Summarized from CodeKata:
Bloom filters work by initializing a big array of bits to zero. Then, generate an independent hash value for each word in the list you want to look up, in this case, a list of dictionary words. The hash is used to set the corresponding bit in the array of bits. It is not an issue if there are clashes in the bit array.
To check if a word is in the list, use the same hash that was used to set up the bitmap. If the bits in the array corresponding to the hash are set, the the word may be in the list. If not set, then that word is not in the list.
Sometimes a Bloom filter will report a false positive. This will not happen frequently as long as the bitmap is not heavily loaded.
The Bloom filter is full when at capacity:
m * ((ln 2 ^ 2) / abs(ln p))
where:
m - number of bits in the bloom filter bit array
p - the false positive probability
The word list used comes from SCOWL, which is Copyright 2000-2011 by Kevin Atkinson.

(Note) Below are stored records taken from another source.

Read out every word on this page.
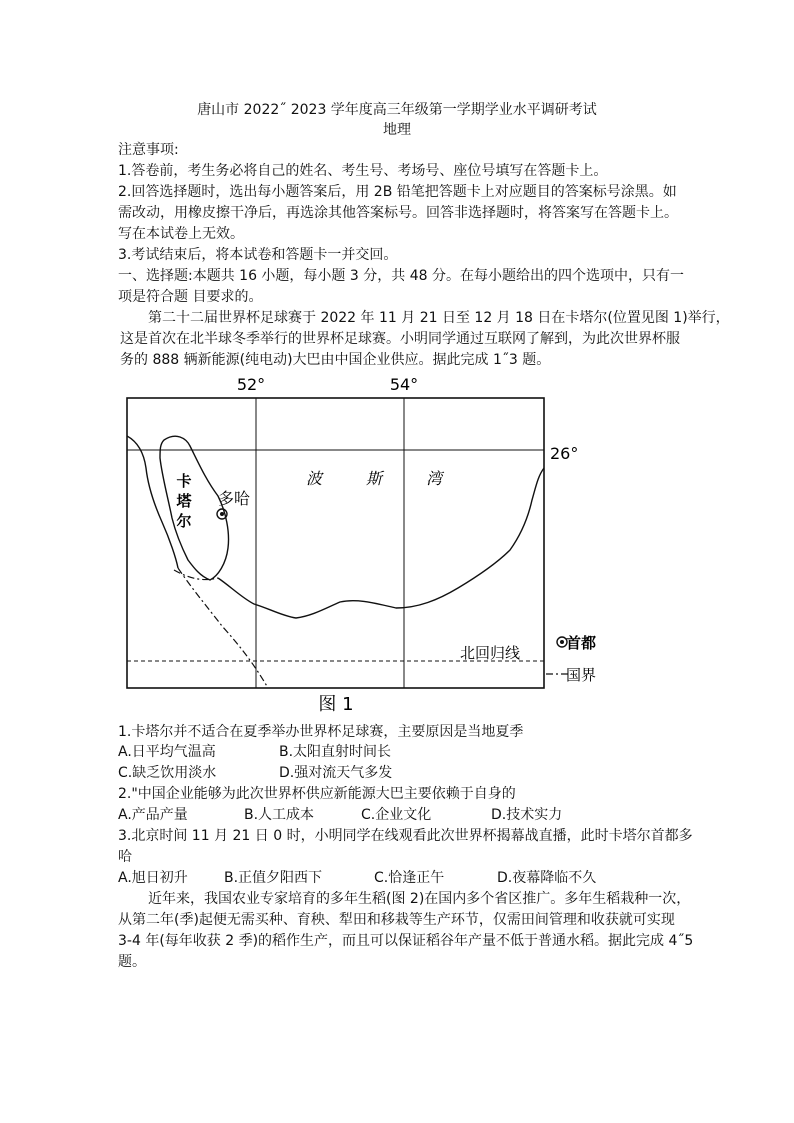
唐山市 2022˝ 2023 学年度高三年级第一学期学业水平调研考试
地理
注意事项:
1.答卷前，考生务必将自己的姓名、考生号、考场号、座位号填写在答题卡上。
2.回答选择题时，选出每小题答案后，用 2B 铅笔把答题卡上对应题目的答案标号涂黑。如
需改动，用橡皮擦干净后，再选涂其他答案标号。回答非选择题时，将答案写在答题卡上。
写在本试卷上无效。
3.考试结束后，将本试卷和答题卡一并交回。
一、选择题:本题共 16 小题，每小题 3 分，共 48 分。在每小题给出的四个选项中，只有一
项是符合题 目要求的。
第二十二届世界杯足球赛于 2022 年 11 月 21 日至 12 月 18 日在卡塔尔(位置见图 1)举行，
这是首次在北半球冬季举行的世界杯足球赛。小明同学通过互联网了解到，为此次世界杯服
务的 888 辆新能源(纯电动)大巴由中国企业供应。据此完成 1˝3 题。
52°	54°
26°
卡
塔
尔
多哈
波	斯	湾
北回归线
首都
国界
图 1
1.卡塔尔并不适合在夏季举办世界杯足球赛，主要原因是当地夏季
A.日平均气温高	B.太阳直射时间长
C.缺乏饮用淡水	D.强对流天气多发
2."中国企业能够为此次世界杯供应新能源大巴主要依赖于自身的
A.产品产量	B.人工成本	C.企业文化	D.技术实力
3.北京时间 11 月 21 日 0 时，小明同学在线观看此次世界杯揭幕战直播，此时卡塔尔首都多
哈
A.旭日初升	B.正值夕阳西下	C.恰逢正午	D.夜幕降临不久
近年来，我国农业专家培育的多年生稻(图 2)在国内多个省区推广。多年生稻栽种一次，
从第二年(季)起便无需买种、育秧、犁田和移栽等生产环节，仅需田间管理和收获就可实现
3-4 年(每年收获 2 季)的稻作生产，而且可以保证稻谷年产量不低于普通水稻。据此完成 4˝5
题。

Python provides a Bloomfilter but the goal of this project was to learn about implementing a Bloom filter so one was implemented.

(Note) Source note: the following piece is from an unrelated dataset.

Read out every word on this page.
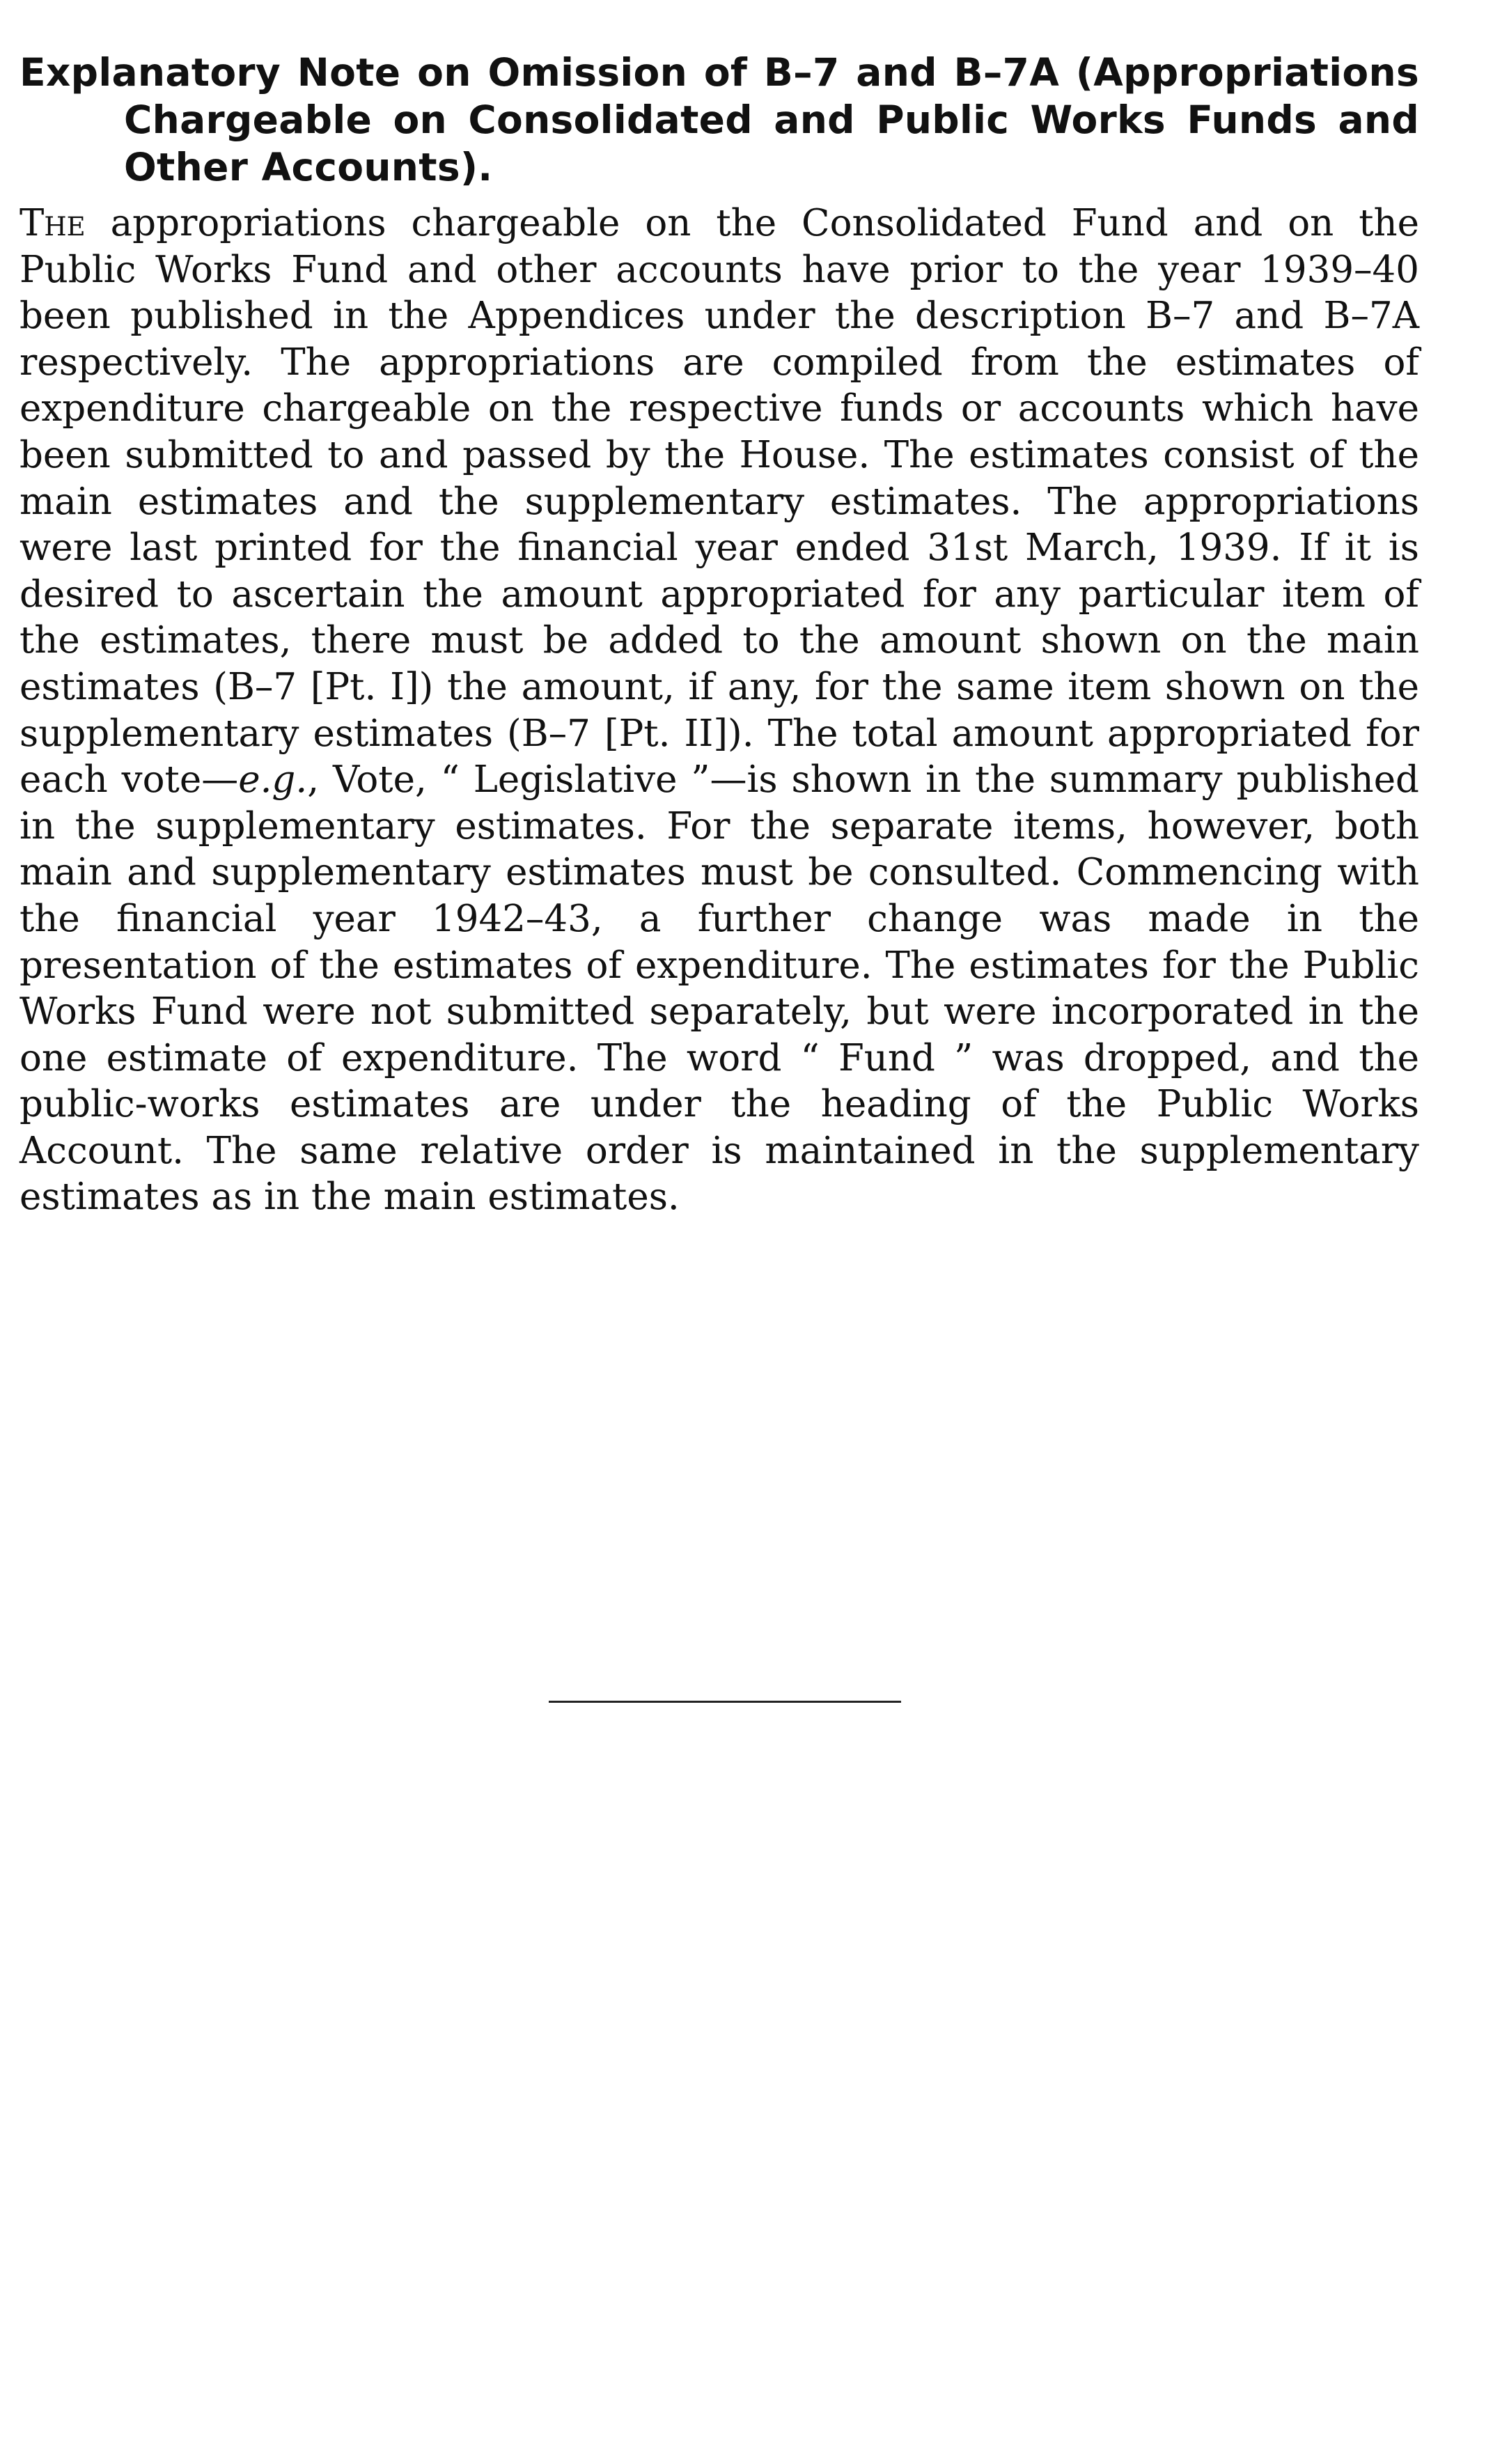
Explanatory Note on Omission of B–7 and B–7A (Appropriations Chargeable on Consolidated and Public Works Funds and Other Accounts).

The appropriations chargeable on the Consolidated Fund and on the Public Works Fund and other accounts have prior to the year 1939–40 been published in the Appendices under the description B–7 and B–7A respectively. The appropriations are compiled from the estimates of expenditure chargeable on the respective funds or accounts which have been submitted to and passed by the House. The estimates consist of the main estimates and the supplementary estimates. The appropriations were last printed for the financial year ended 31st March, 1939. If it is desired to ascertain the amount appropriated for any particular item of the estimates, there must be added to the amount shown on the main estimates (B–7 [Pt. I]) the amount, if any, for the same item shown on the supplementary estimates (B–7 [Pt. II]). The total amount appropriated for each vote—e.g., Vote, “ Legislative ”—is shown in the summary published in the supplementary estimates. For the separate items, however, both main and supplementary estimates must be consulted. Commencing with the financial year 1942–43, a further change was made in the presentation of the estimates of expenditure. The estimates for the Public Works Fund were not submitted separately, but were incorporated in the one estimate of expenditure. The word “ Fund ” was dropped, and the public-works estimates are under the heading of the Public Works Account. The same relative order is maintained in the supplementary estimates as in the main estimates.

usage: python bloomfilter.py [-h] [--prob PROB] [--items ITEMS] [--showstats]
Try out a bloomfilter
optional arguments:
-h, --help show this help message and exit
--prob PROB Probability of false positive, integer percentages, 1 is 1
percent or 10 is 10 percent
--items ITEMS Number of items in dictionary to search
--showstats Use without value to show bloomfilter stats
This bloomfilter is not pip installable.
The dictionary file is in data/wordlist.txt
The words to search for are in data/searchwords.txt
During development, testing different dictionaries was accomplished by copying to these files.
Given:
n: how many items you expect to have in your filter (e.g. 216,553)

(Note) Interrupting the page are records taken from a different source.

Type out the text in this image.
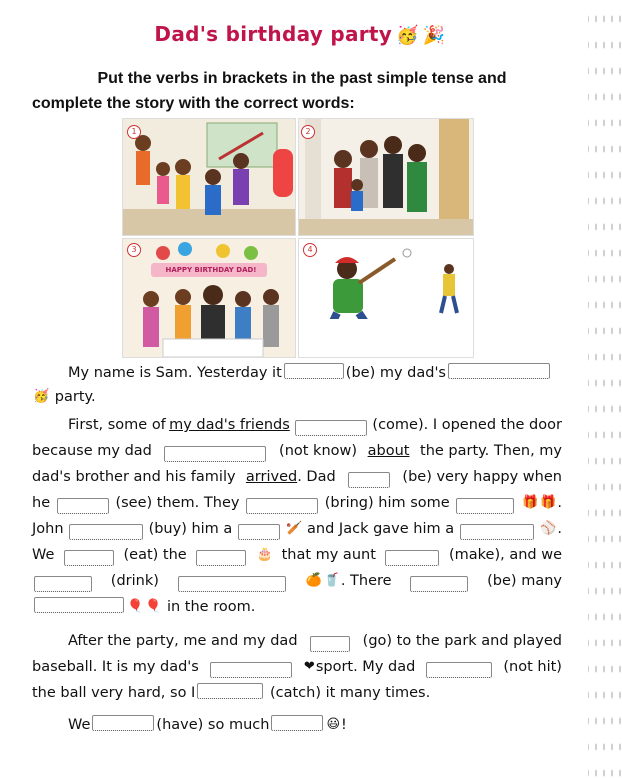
Dad's birthday party 🥳 🎉
Put the verbs in brackets in the past simple tense and
complete the story with the correct words:
1	2
3
HAPPY BIRTHDAY DAD!
4
My name is Sam. Yesterday it	(be) my dad's
🥳 party.
First, some of my dad's friends	(come). I opened the door
because my dad	(not know) about the party. Then, my
dad's brother and his family arrived. Dad	(be) very happy when
he	(see) them. They	(bring) him some	🎁 🎁.
John	(buy) him a	🏏 and Jack gave him a	⚾.
We	(eat) the	🎂 that my aunt	(make), and we
(drink)	🍊 🥤. There	(be) many
🎈 🎈 in the room.
After the party, me and my dad	(go) to the park and played
baseball. It is my dad's	❤sport. My dad	(not hit)
the ball very hard, so I	(catch) it many times.
We	(have) so much	😃!
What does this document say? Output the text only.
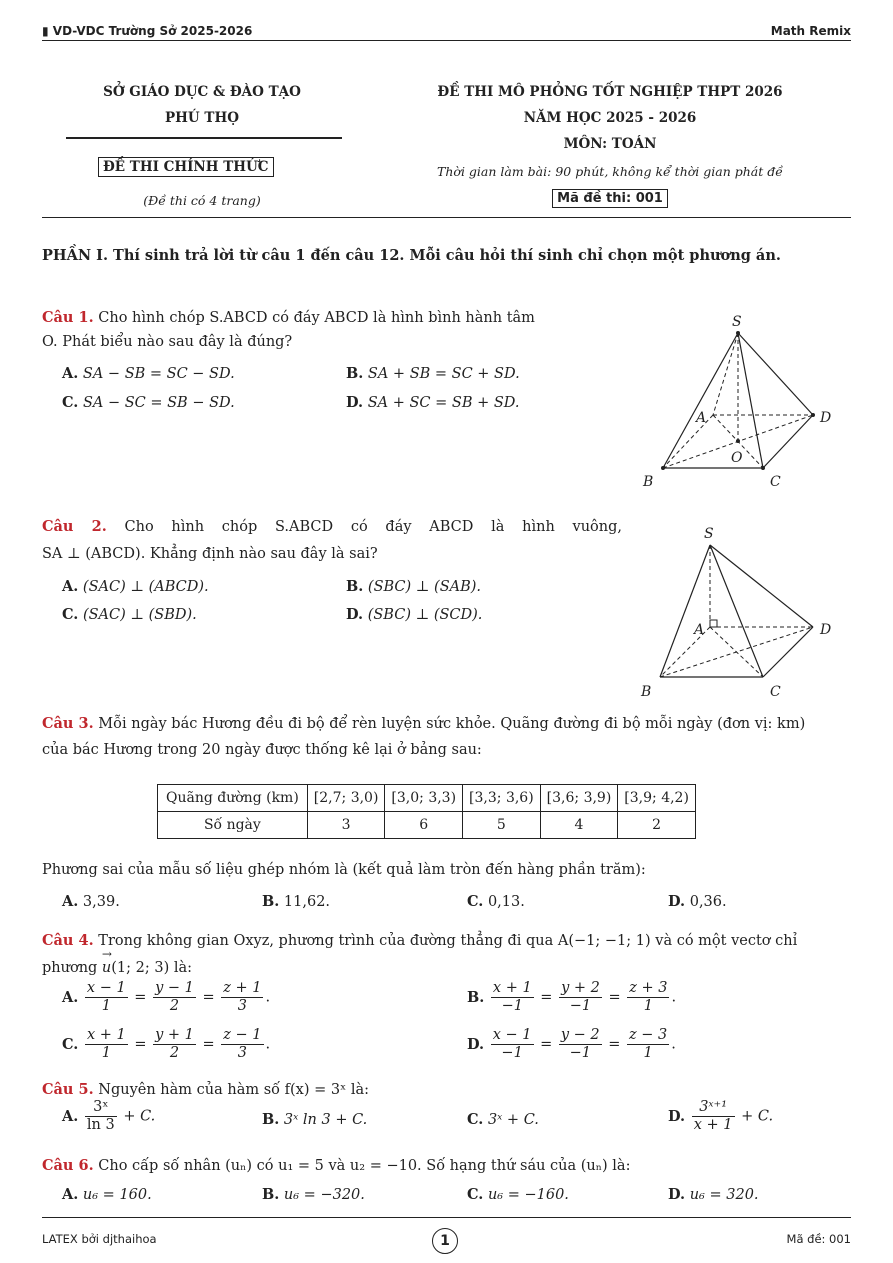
▮ VD-VDC Trường Sở 2025-2026	Math Remix
SỞ GIÁO DỤC & ĐÀO TẠO
PHÚ THỌ
ĐỀ THI CHÍNH THỨC
(Đề thi có 4 trang)
ĐỀ THI MÔ PHỎNG TỐT NGHIỆP THPT 2026
NĂM HỌC 2025 - 2026
MÔN: TOÁN
Thời gian làm bài: 90 phút, không kể thời gian phát đề
Mã đề thi: 001
PHẦN I. Thí sinh trả lời từ câu 1 đến câu 12. Mỗi câu hỏi thí sinh chỉ chọn một phương án.
Câu 1. Cho hình chóp S.ABCD có đáy ABCD là hình bình hành tâm
O. Phát biểu nào sau đây là đúng?
A. SA − SB = SC − SD.	B. SA + SB = SC + SD.
C. SA − SC = SB − SD.	D. SA + SC = SB + SD.
S
A
B	C
D
O
Câu 2. Cho hình chóp S.ABCD có đáy ABCD là hình vuông,
SA ⊥ (ABCD). Khẳng định nào sau đây là sai?
A. (SAC) ⊥ (ABCD).	B. (SBC) ⊥ (SAB).
C. (SAC) ⊥ (SBD).	D. (SBC) ⊥ (SCD).
S
A
B	C
D
Câu 3. Mỗi ngày bác Hương đều đi bộ để rèn luyện sức khỏe. Quãng đường đi bộ mỗi ngày (đơn vị: km)
của bác Hương trong 20 ngày được thống kê lại ở bảng sau:
Quãng đường (km)	[2,7; 3,0)	[3,0; 3,3)	[3,3; 3,6)	[3,6; 3,9)	[3,9; 4,2)
Số ngày	3	6	5	4	2
Phương sai của mẫu số liệu ghép nhóm là (kết quả làm tròn đến hàng phần trăm):
A. 3,39.	B. 11,62.	C. 0,13.	D. 0,36.
Câu 4. Trong không gian Oxyz, phương trình của đường thẳng đi qua A(−1; −1; 1) và có một vectơ chỉ
phương → u(1; 2; 3) là:
A. $\frac{x - 1}{1} = \frac{y - 1}{2} = \frac{z + 1}{3}$ .	B. $\frac{x + 1}{-1} = \frac{y + 2}{-1} = \frac{z + 3}{1}$ .
C. $\frac{x + 1}{1} = \frac{y + 1}{2} = \frac{z - 1}{3}$ .	D. $\frac{x - 1}{-1} = \frac{y - 2}{-1} = \frac{z - 3}{1}$ .
Câu 5. Nguyên hàm của hàm số f(x) = 3ˣ là:
A. $\frac{\text{3ˣ}}{\ln 3} + C$.	B. 3ˣ ln 3 + C.	C. 3ˣ + C.	D. $\frac{\text{3ˣ⁺¹}}{x + 1} + C$.
Câu 6. Cho cấp số nhân (uₙ) có u₁ = 5 và u₂ = −10. Số hạng thứ sáu của (uₙ) là:
A. u₆ = 160.	B. u₆ = −320.	C. u₆ = −160.	D. u₆ = 320.
LATEX bởi djthaihoa	1	Mã đề: 001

p: your acceptable false positive rate {0..1} (e.g. 0.01 → 1%) we want to calculate:
m: the number of bits needed in the bloom filter
k: the number of hash functions we should apply
The formulas:
m = -n*ln(p) / (ln(2)^2) the number of bits
k = m/n * ln(2) the number of hash functions
Assumptions:
n = 400,000
Note: The dictionary list has 338,882 items. This number was rounded up for convenience.
p = 1%
-
Character encoding
-
hashing for Bloom filters is different than filters for cryptographic functions
-
hashing for Bloom filters should be very, very fast with uniform spread
-
Here's a paper that shows that you can similuate n hash functions with just 2 hash functions.
-
Python stores text in Unicode code points. A bit of knowledge is necessary to process these properly. I used a provided wordlist that was Latin-1. In particular, the process of converting from a sequence of bytes (i.e. binary data) to a sequence of code points (i.e. text data) is decoding, while the reverse process is encoding. Latin-1 maps byte values directly to the first 256 Unicode points. Note that Windows has it's own "latin-1" variant called cp1252 but does not map all 256 possible byte values. Converting between and learning the nuances was an interesting learning experience.
-
A docker container was used to run this code and the pytest. I learned to use vscode on my local system to connect to the docker container to leverage it's environment.
Run unit tests:
python -m pytest -v -s tests/unit/testbloom.py
Unit tests demonstrate testing of base functionality
- Each and every word in the dictionary is not tested to confirm it returns true
- false positives are hard to test
No DevOps at this time.
- it's difficult to write test for false positive However, how do we write unit tests for false positives? It’s impossible to write a conclusive unit test for the “includes” method since returning True does not necessarily mean the word exists. We can run the test repeatedly to determine the probability of getting a false positive and determine if that matches our theoretical calculations, but, as Prashanth brought up, this kind of testing isn’t unit testing because running the same test doesn’t always return True.